11 thoughts on “Vix Below Low Redux

  1. Quantocracy's Daily Wrap for 05/09/2017 | Quantocracy

  2. The expected mean rate (red line) in your graph above mirrors almost exactly the current term structure (see vixcentral.com). Buying volatility now via futures or ETFs ( the VIX index itself is not investable and all volatility products are priced off the VIX futures ) gives someone no inherent apriori advantage. Nice example of (almost) efficient markets working.
    This obviously does not mean that a “Buy” at the current levels can not be profitable, it only shows that you have no edge by going long volatility solely based on the fact that the VIX is below 10.

  3. Couldn’t agree more with you on this.

    “From what I read from the web, people are piling into short vol strategies on an escalating scale. I suspect unwinding of that trade will be rather brutal. I wish good luck to every short vol trader out there and don’t forget to wear a helmet :)”.

    This is my feeling also. But if the short vol trade signal is daily, the trader will do ok. The unwinding will be brutal. As your post stated.

    Thanks for your works & post your codes.

  4. Just to add some thoughts:

    “The unwinding will be brutal.” Yes, when the time is right to unwinding the short vol trade. The time is not today or next week. It may take several more weeks or months. It is more linked to global or US macro trade, especially linked to S&P 500. The unwinding sentiment is not there yet. This is my opinion.

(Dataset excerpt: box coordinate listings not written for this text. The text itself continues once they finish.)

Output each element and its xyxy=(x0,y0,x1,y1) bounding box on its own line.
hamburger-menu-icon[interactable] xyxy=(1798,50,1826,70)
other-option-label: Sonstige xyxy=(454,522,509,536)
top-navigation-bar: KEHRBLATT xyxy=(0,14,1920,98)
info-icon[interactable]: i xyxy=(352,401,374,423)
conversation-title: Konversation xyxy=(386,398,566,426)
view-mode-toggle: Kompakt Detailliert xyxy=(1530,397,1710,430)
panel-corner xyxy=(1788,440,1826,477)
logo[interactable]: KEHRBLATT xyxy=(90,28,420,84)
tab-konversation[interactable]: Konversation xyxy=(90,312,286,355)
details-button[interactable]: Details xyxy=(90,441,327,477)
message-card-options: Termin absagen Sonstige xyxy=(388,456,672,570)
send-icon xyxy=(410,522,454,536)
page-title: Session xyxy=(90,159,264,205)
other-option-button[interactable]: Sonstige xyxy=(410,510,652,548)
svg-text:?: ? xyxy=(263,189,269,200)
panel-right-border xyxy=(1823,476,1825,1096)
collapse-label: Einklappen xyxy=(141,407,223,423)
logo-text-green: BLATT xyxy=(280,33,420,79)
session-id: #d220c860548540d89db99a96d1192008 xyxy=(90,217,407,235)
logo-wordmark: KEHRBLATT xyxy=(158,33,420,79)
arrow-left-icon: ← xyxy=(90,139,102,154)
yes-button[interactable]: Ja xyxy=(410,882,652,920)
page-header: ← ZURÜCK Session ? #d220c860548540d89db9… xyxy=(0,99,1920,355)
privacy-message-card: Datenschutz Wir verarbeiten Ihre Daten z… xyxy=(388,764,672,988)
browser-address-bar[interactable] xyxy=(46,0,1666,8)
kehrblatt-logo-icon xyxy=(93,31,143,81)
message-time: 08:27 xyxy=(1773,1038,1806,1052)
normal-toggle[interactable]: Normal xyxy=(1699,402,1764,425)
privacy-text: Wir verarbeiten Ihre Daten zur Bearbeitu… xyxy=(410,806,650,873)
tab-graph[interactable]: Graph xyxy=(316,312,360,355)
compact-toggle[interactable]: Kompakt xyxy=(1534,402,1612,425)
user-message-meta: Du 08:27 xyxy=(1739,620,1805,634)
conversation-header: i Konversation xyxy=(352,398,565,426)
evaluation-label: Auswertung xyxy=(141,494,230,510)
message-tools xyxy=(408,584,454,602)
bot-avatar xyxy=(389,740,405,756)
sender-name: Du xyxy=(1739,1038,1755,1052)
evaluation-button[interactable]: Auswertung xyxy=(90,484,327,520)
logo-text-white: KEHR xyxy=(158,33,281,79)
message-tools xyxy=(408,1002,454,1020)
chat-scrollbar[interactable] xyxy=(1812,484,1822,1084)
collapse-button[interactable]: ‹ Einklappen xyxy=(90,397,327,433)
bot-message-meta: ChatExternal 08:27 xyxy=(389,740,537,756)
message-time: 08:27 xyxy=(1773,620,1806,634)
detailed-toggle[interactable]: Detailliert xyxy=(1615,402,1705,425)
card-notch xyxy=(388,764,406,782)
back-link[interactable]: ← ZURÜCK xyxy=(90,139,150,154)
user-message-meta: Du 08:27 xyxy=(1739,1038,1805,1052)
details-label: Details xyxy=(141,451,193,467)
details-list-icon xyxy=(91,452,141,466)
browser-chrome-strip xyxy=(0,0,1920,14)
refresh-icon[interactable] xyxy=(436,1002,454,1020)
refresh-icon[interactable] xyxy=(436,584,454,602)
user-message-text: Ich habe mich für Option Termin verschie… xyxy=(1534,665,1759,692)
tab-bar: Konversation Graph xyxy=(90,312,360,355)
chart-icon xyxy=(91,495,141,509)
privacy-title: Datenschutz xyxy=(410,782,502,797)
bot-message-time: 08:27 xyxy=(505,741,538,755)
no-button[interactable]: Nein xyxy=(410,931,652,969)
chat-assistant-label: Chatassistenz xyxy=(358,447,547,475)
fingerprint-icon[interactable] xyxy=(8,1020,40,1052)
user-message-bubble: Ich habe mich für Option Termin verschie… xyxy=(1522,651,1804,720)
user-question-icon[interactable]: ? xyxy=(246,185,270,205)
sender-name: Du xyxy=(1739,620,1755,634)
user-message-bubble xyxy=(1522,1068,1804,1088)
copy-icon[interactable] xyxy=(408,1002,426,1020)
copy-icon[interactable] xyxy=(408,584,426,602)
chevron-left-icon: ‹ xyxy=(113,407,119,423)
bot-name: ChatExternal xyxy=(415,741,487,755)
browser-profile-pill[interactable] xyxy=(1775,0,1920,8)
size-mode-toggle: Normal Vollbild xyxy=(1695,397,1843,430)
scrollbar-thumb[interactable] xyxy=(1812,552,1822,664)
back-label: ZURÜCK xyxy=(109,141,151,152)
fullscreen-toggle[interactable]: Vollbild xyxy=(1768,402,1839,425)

  5. Hi Helmuth and thanks for pitching in
    I agree, one (rational?) way of looking at it is that going long volatility only makes sense when vol is high or in backwardation, its the only time long vix etn’s have some backwind. However buying cheap and selling dear is tempting as always. With the mean (red line) i was just trying to see how vix has “behaved” after closing below 10. Buying long vol etn’s does not make sense here since vix can stay below 10 but the futures they keep on converging to spot and hit vxx where it hurts

  6. yeah, by unwinding i meant a longer term process, not a single event. If anything a single volatility event will entice even more people to the short vol trade. If the short vol trade is to unwind, a prolonged correction is in order. By butal, im thinking xiv pullback in excess of 50%

  7. Normally the SPY and XIV has approximately 1 to 5 relationship. For XIV to cut in half (down 50%), you imply to SPY to down 10% or more in the coming future – “a prolonged correction” indeed. Thanks for your post codes.

  8. You are right about everyone becoming a vol seller these days. Artemis Capital has been referring to them as volatility “tourists”. Consultants have successfully convinced pension funds (big money investors) to do do cash secured index put selling using their short-duration t-bonds as the cash component which contributes to compressed VIX. I particularly appreciate your Python code here it’s very helpful and I look forward to more of your posts. Frank

  9. We just experienced an explosive and fast VIX move today.
    I believe today is one of largest Close to Close spikes in Vix in term of 46.3%.